Foto: Reprodução/Redes Sociais
A Justiça manteve preso o motorista Gabriel Lima da Silva, acusado de provocar o grave acidente que matou uma família na Rodovia Castelo Branco, em Osasco, na Grande São Paulo. A prisão em flagrante foi convertida em preventiva durante audiência de custódia.
As vítimas são Eleandro conhecido como Bauru de 27 anos, Luana Carrilho de 32 anos e a filha Ana Luiza, de 5 anos. A família retornava do interior paulista para Ribeirão Pires quando o veículo em que estava foi atingido na traseira pelo carro conduzido por Gabriel.
Segundo a Polícia Militar, o motorista apresentava sinais evidentes de embriaguez, mas se recusou a realizar o teste do bafômetro. Dentro do veículo dele, os policiais encontraram uma lata de cerveja.
Testemunhas relataram que Gabriel dirigia em alta velocidade e de forma perigosa momentos antes da colisão.
Com o impacto, o carro da família pegou fogo.
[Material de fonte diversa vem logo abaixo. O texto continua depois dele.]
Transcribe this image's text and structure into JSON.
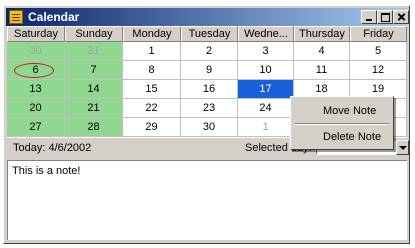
{
  "window": {
    "title": "Calendar"
  },
  "titlebar": {
    "buttons": [
      "minimize",
      "maximize",
      "close"
    ]
  },
  "calendar": {
    "headers": [
      "Saturday",
      "Sunday",
      "Monday",
      "Tuesday",
      "Wedne...",
      "Thursday",
      "Friday"
    ],
    "weeks": [
      [
        "30",
        "31",
        "1",
        "2",
        "3",
        "4",
        "5"
      ],
      [
        "6",
        "7",
        "8",
        "9",
        "10",
        "11",
        "12"
      ],
      [
        "13",
        "14",
        "15",
        "16",
        "17",
        "18",
        "19"
      ],
      [
        "20",
        "21",
        "22",
        "23",
        "24",
        "25",
        "26"
      ],
      [
        "27",
        "28",
        "29",
        "30",
        "1",
        "2",
        "3"
      ]
    ],
    "colors": {
      "weekend": "#90d890",
      "selected": "#1860d8",
      "today_marker": "#c02020"
    }
  },
  "status": {
    "today": "Today: 4/6/2002",
    "selected_label": "Selected day:",
    "selected_value": "4/17/2002"
  },
  "note": {
    "text": "This is a note!"
  },
  "context_menu": {
    "move": "Move Note",
    "delete": "Delete Note"
  }
}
Equipes do Corpo de Bombeiros foram acionadas, mas as chamas consumiram rapidamente o veículo, impossibilitando o resgate das vítimas.
A identificação das vítimas será realizada por meio da análise da arcada dentária ou por exame de DNA. Até o momento, não há previsão para a conclusão dos procedimentos periciais nem para a liberação dos corpos aos familiares.
O caso causou grande comoção nas redes sociais, onde amigos e parentes prestaram homenagens à família.
Gabriel já havia sido encaminhado anteriormente ao Instituto Médico Legal (IML) por suspeita de dirigir sob efeito de álcool. Neste caso, ele foi preso por homicídio culposo na direção de veículo automotor, mas as circunstâncias do acidente e seu histórico levantam discussões sobre a possibilidade de enquadramento por dolo eventual, quando o condutor assume o risco de provocar a morte.
A decisão da Justiça de converter a prisão em preventiva levou em consideração a gravidade do caso e a necessidade de garantir a ordem pública e o andamento das investigações.